There’s nothing more disappointing than hot coffee that doesn’t stay hot. Instead of chugging your hot coffee and burning off your taste buds, consider adding creamer before you taste it. It may seem strange, but coffee with cream cools 20% slower than black coffee.

The Physics

According to “Modernist Cuisine,” there are three factors that contribute to this phenomenon: darkness, temperature, and viscosity. Black coffee is darker than coffee with cream, and while darker colors absorb more heat than lighter colors, they also emit more heat simultaneously.

“By lightening the color of your coffee,” Nathan of “Modernist Cuisine” writes, “you slow its rate of heat loss.”

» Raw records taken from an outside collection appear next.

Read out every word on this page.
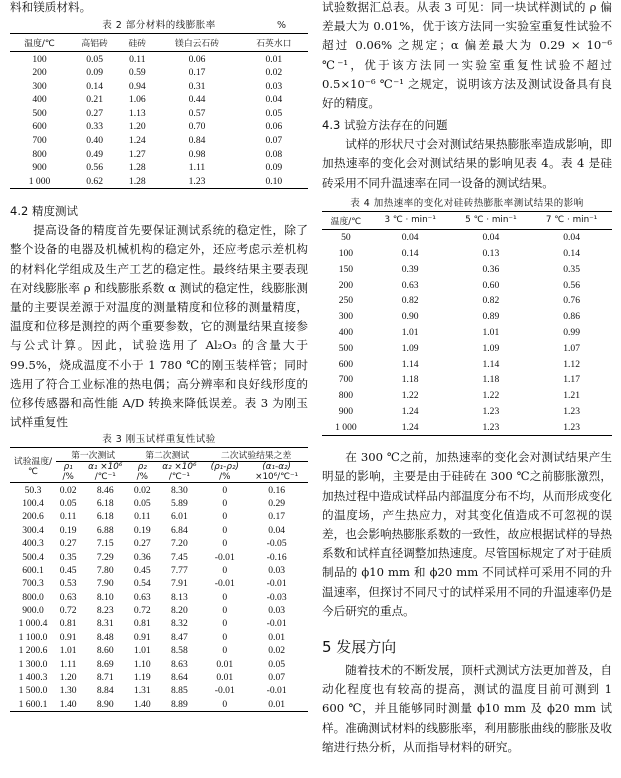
料和镁质材料。

表 2 部分材料的线膨胀率	%
温度/℃	高铝砖	硅砖	镁白云石砖	石英水口
100	0.05	0.11	0.06	0.01
200	0.09	0.59	0.17	0.02
300	0.14	0.94	0.31	0.03
400	0.21	1.06	0.44	0.04
500	0.27	1.13	0.57	0.05
600	0.33	1.20	0.70	0.06
700	0.40	1.24	0.84	0.07
800	0.49	1.27	0.98	0.08
900	0.56	1.28	1.11	0.09
1 000	0.62	1.28	1.23	0.10

4.2 精度测试

提高设备的精度首先要保证测试系统的稳定性，除了整个设备的电器及机械机构的稳定外，还应考虑示差机构的材料化学组成及生产工艺的稳定性。最终结果主要表现在对线膨胀率 ρ 和线膨胀系数 α 测试的稳定性，线膨胀测量的主要误差源于对温度的测量精度和位移的测量精度，温度和位移是测控的两个重要参数，它的测量结果直接参与公式计算。因此，试验选用了 Al₂O₃ 的含量大于 99.5%，烧成温度不小于 1 780 ℃的刚玉装样管；同时选用了符合工业标准的热电偶；高分辨率和良好线形度的位移传感器和高性能 A/D 转换来降低误差。表 3 为刚玉试样重复性

表 3 刚玉试样重复性试验

试验温度/℃	第一次测试		第二次测试		二次试验结果之差	
	ρ₁	α₁ ×10⁶	ρ₂	α₂ ×10⁶	(ρ₁-ρ₂)	(α₁-α₂)
	/%	/℃⁻¹	/%	/℃⁻¹	/%	×10⁶/℃⁻¹
50.3	0.02	8.46	0.02	8.30	0	0.16
100.4	0.05	6.18	0.05	5.89	0	0.29
200.6	0.11	6.18	0.11	6.01	0	0.17
300.4	0.19	6.88	0.19	6.84	0	0.04
400.3	0.27	7.15	0.27	7.20	0	-0.05
500.4	0.35	7.29	0.36	7.45	-0.01	-0.16
600.1	0.45	7.80	0.45	7.77	0	0.03
700.3	0.53	7.90	0.54	7.91	-0.01	-0.01
800.0	0.63	8.10	0.63	8.13	0	-0.03
900.0	0.72	8.23	0.72	8.20	0	0.03
1 000.4	0.81	8.31	0.81	8.32	0	-0.01
1 100.0	0.91	8.48	0.91	8.47	0	0.01
1 200.6	1.01	8.60	1.01	8.58	0	0.02
1 300.0	1.11	8.69	1.10	8.63	0.01	0.05
1 400.3	1.20	8.71	1.19	8.64	0.01	0.07
1 500.0	1.30	8.84	1.31	8.85	-0.01	-0.01
1 600.1	1.40	8.90	1.40	8.89	0	0.01

试验数据汇总表。从表 3 可见：同一块试样测试的 ρ 偏差最大为 0.01%，优于该方法同一实验室重复性试验不超过 0.06% 之规定；α 偏差最大为 0.29 × 10⁻⁶ ℃⁻¹，优于该方法同一实验室重复性试验不超过 0.5×10⁻⁶ ℃⁻¹ 之规定，说明该方法及测试设备具有良好的精度。

4.3 试验方法存在的问题

试样的形状尺寸会对测试结果热膨胀率造成影响，即加热速率的变化会对测试结果的影响见表 4。表 4 是硅砖采用不同升温速率在同一设备的测试结果。

表 4 加热速率的变化对硅砖热膨胀率测试结果的影响

温度/℃	3 ℃ · min⁻¹	5 ℃ · min⁻¹	7 ℃ · min⁻¹
50	0.04	0.04	0.04
100	0.14	0.13	0.14
150	0.39	0.36	0.35
200	0.63	0.60	0.56
250	0.82	0.82	0.76
300	0.90	0.89	0.86
400	1.01	1.01	0.99
500	1.09	1.09	1.07
600	1.14	1.14	1.12
700	1.18	1.18	1.17
800	1.22	1.22	1.21
900	1.24	1.23	1.23
1 000	1.24	1.23	1.23

在 300 ℃之前，加热速率的变化会对测试结果产生明显的影响，主要是由于硅砖在 300 ℃之前膨胀激烈，加热过程中造成试样品内部温度分布不均，从而形成变化的温度场，产生热应力，对其变化值造成不可忽视的误差，也会影响热膨胀系数的一致性，故应根据试样的导热系数和试样直径调整加热速度。尽管国标规定了对于硅质制品的 ϕ10 mm 和 ϕ20 mm 不同试样可采用不同的升温速率，但探讨不同尺寸的试样采用不同的升温速率仍是今后研究的重点。

5 发展方向

随着技术的不断发展，顶杆式测试方法更加普及，自动化程度也有较高的提高，测试的温度目前可测到 1 600 ℃，并且能够同时测量 ϕ10 mm 及 ϕ20 mm 试样。准确测试材料的线膨胀率，利用膨胀曲线的膨胀及收缩进行热分析，从而指导材料的研究。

The Stefan-Boltzmann Law in physics states that hotter surfaces radiate heat faster; specifically, “the power of emission is proportional to the temperature in Kelvin raised to the fourth power.” So, if you have two cups of coffee, “Modernist Cuisine” writes, and pour cream into the first cup, it will cool down immediately, but the rate at which it cools is lowered. Within five minutes, the second cup of black coffee will have cooled down so quickly, it’s now the same temperature as the first cup of coffee — without adding any cream in the second one. Adding cream to the second cup will then make this cup cooler than the first.


The third reason, “Modernist Cuisine” writes, is the ratio of viscosity versus evaporation. Adding cream in coffee thickens it, which increases its viscosity, and therefore makes it evaporate more slowly. When the evaporation rate of coffee is lowered, its heat-loss rate is also lowered. You’ve commonly seen this effect with coffee lids, which slow the evaporation rate and keep your cup of coffee warmer longer than coffee in a mug.


So, coffee creamer is good for more than just taste — it’s an extra layer of warmth for your coffee!